I saggi rappresentano i pilastri cardine della ricerca teorica sul tema, finalmente fruibili in versione italiana. In particolare, gli interventi di Alfred Müller-Armack (1901-1978), considerato il padre teorico dell’Economia sociale di mercato (formula messa in pratica, se così si può dire, in particolare da Ludwig Erhard, Ministro dell’Economia della Repubblica federale tedesca dal 1949 al 1963 e cancelliere dal 1963 al 1969, negli anni del cosiddetto «miracolo tedesco»), descrivono bene cosa intendere per economia sociale di mercato, le implicazioni che comporta per l’ordinamento istituzionale, le sue priorità per favorire uno sviluppo armonioso. Ma, soprattutto, indicano i “nemici” dai quali stare alla larga perché pronti a minare questo particolare “stile economico” che sicuramente dovrà adattarsi ai mutamenti delle condizioni sociali, ma che non deve abbandonare il suo principio fondamentale, “la coesistenza del principio di concorrenza con le necessarie compensazioni sociali”.
Attingere da questa antologia, è utile sia per chi voglia cimentarsi con una riflessione teorica, sia per chi senta il desiderio di impegnarsi nella produzione di politiche indirizzate a risolvere la contingenza (e, casomai, disegnare strategie future).
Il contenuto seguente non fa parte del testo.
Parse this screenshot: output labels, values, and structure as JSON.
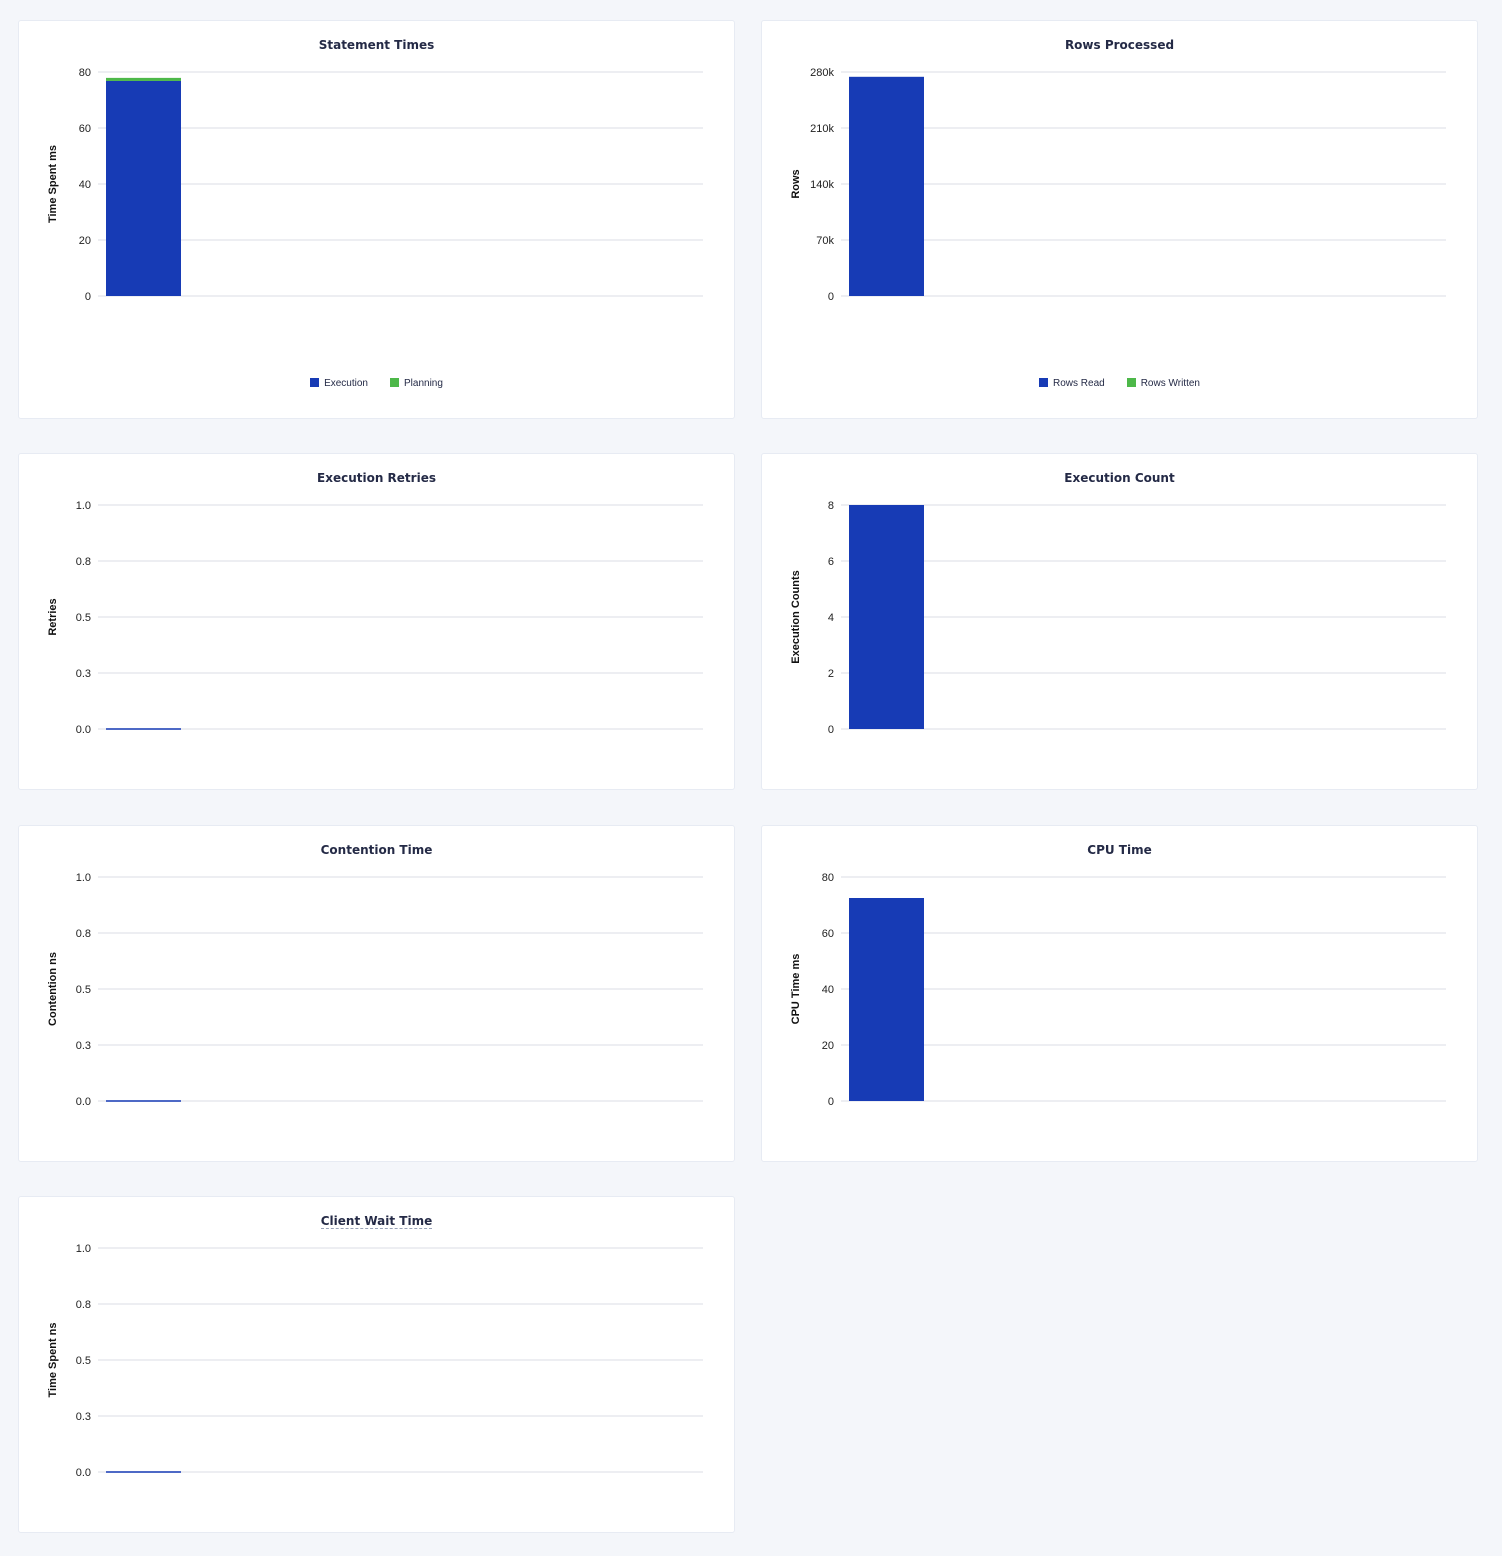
{
  "colors": {
    "execution": "#173bb5",
    "planning": "#4db849",
    "background": "#f4f6fa"
  },
  "chart_data": [
    {
      "type": "bar",
      "title": "Statement Times",
      "ylabel": "Time Spent ms",
      "ylim": [
        0,
        80
      ],
      "yticks": [
        "0",
        "20",
        "40",
        "60",
        "80"
      ],
      "grid": true,
      "legend_position": "bottom",
      "stacked": true,
      "series": [
        {
          "name": "Execution",
          "values": [
            76.8
          ],
          "color": "#173bb5"
        },
        {
          "name": "Planning",
          "values": [
            1.1
          ],
          "color": "#4db849"
        }
      ]
    },
    {
      "type": "bar",
      "title": "Rows Processed",
      "ylabel": "Rows",
      "ylim": [
        0,
        280000
      ],
      "yticks": [
        "0",
        "70k",
        "140k",
        "210k",
        "280k"
      ],
      "grid": true,
      "legend_position": "bottom",
      "stacked": true,
      "series": [
        {
          "name": "Rows Read",
          "values": [
            274000
          ],
          "color": "#173bb5"
        },
        {
          "name": "Rows Written",
          "values": [
            0
          ],
          "color": "#4db849"
        }
      ]
    },
    {
      "type": "bar",
      "title": "Execution Retries",
      "ylabel": "Retries",
      "ylim": [
        0,
        1
      ],
      "yticks": [
        "0.0",
        "0.3",
        "0.5",
        "0.8",
        "1.0"
      ],
      "grid": true,
      "series": [
        {
          "values": [
            0
          ],
          "color": "#173bb5"
        }
      ]
    },
    {
      "type": "bar",
      "title": "Execution Count",
      "ylabel": "Execution Counts",
      "ylim": [
        0,
        8
      ],
      "yticks": [
        "0",
        "2",
        "4",
        "6",
        "8"
      ],
      "grid": true,
      "series": [
        {
          "values": [
            8
          ],
          "color": "#173bb5"
        }
      ]
    },
    {
      "type": "bar",
      "title": "Contention Time",
      "ylabel": "Contention ns",
      "ylim": [
        0,
        1
      ],
      "yticks": [
        "0.0",
        "0.3",
        "0.5",
        "0.8",
        "1.0"
      ],
      "grid": true,
      "series": [
        {
          "values": [
            0
          ],
          "color": "#173bb5"
        }
      ]
    },
    {
      "type": "bar",
      "title": "CPU Time",
      "ylabel": "CPU Time ms",
      "ylim": [
        0,
        80
      ],
      "yticks": [
        "0",
        "20",
        "40",
        "60",
        "80"
      ],
      "grid": true,
      "series": [
        {
          "values": [
            72.5
          ],
          "color": "#173bb5"
        }
      ]
    },
    {
      "type": "bar",
      "title": "Client Wait Time",
      "ylabel": "Time Spent ns",
      "ylim": [
        0,
        1
      ],
      "yticks": [
        "0.0",
        "0.3",
        "0.5",
        "0.8",
        "1.0"
      ],
      "grid": true,
      "title_tooltip": true,
      "series": [
        {
          "values": [
            0
          ],
          "color": "#173bb5"
        }
      ]
    }
  ]
}
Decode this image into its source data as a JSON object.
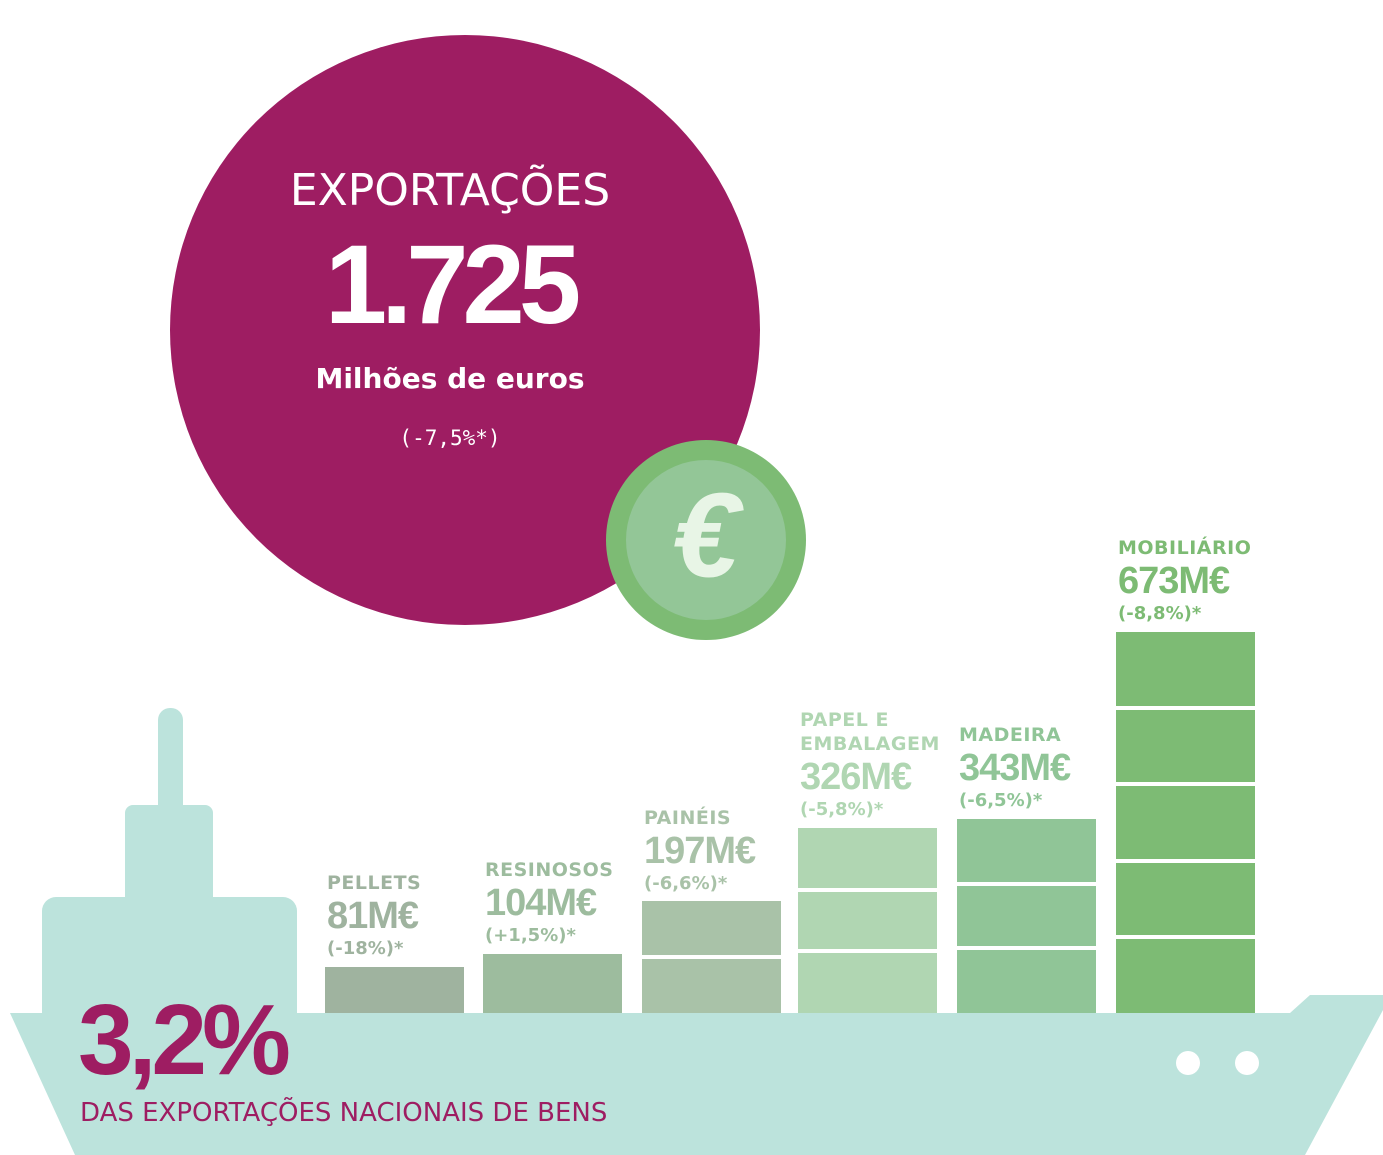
{
  "header": {
    "title": "EXPORTAÇÕES",
    "value": "1.725",
    "unit": "Milhões de euros",
    "change": "(-7,5%*)",
    "icon": "€"
  },
  "chart_data": {
    "type": "bar",
    "categories": [
      "PELLETS",
      "RESINOSOS",
      "PAINÉIS",
      "PAPEL E EMBALAGEM",
      "MADEIRA",
      "MOBILIÁRIO"
    ],
    "values": [
      81,
      104,
      197,
      326,
      343,
      673
    ],
    "value_labels": [
      "81M€",
      "104M€",
      "197M€",
      "326M€",
      "343M€",
      "673M€"
    ],
    "changes": [
      "(-18%)*",
      "(+1,5%)*",
      "(-6,6%)*",
      "(-5,8%)*",
      "(-6,5%)*",
      "(-8,8%)*"
    ],
    "colors": [
      "#9fb39f",
      "#9dbc9e",
      "#a9c2a8",
      "#b0d6b2",
      "#90c597",
      "#7dbb74"
    ]
  },
  "footer": {
    "value": "3,2%",
    "text": "DAS EXPORTAÇÕES NACIONAIS DE BENS"
  }
}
Come ricorda Reiner Klump nell’aprire il suo saggio contenuto nell’antologia, l’economia sociale di mercato indica oggi molte cose: un concetto di politica economica, un’idea di ordinamento, uno stile di pensiero, un modello di politica economica e sociale, persino uno slogan politico. E di fronte alla molteplicità di significati, Klump sottolinea che «occorre tentare una determinazione più precisa dell’economia sociale di mercato a partire dai suoi fondamenti spirituali e dalle sue radici storiche». È proprio ciò che si prefigge L’Economia sociale di mercato e i suoi nemici, un obiettivo necessario per evitare che un “programma” così indispensabile per il nostro quotidiano venga ricordato solo come un capitolo di un dibattito infruttuoso.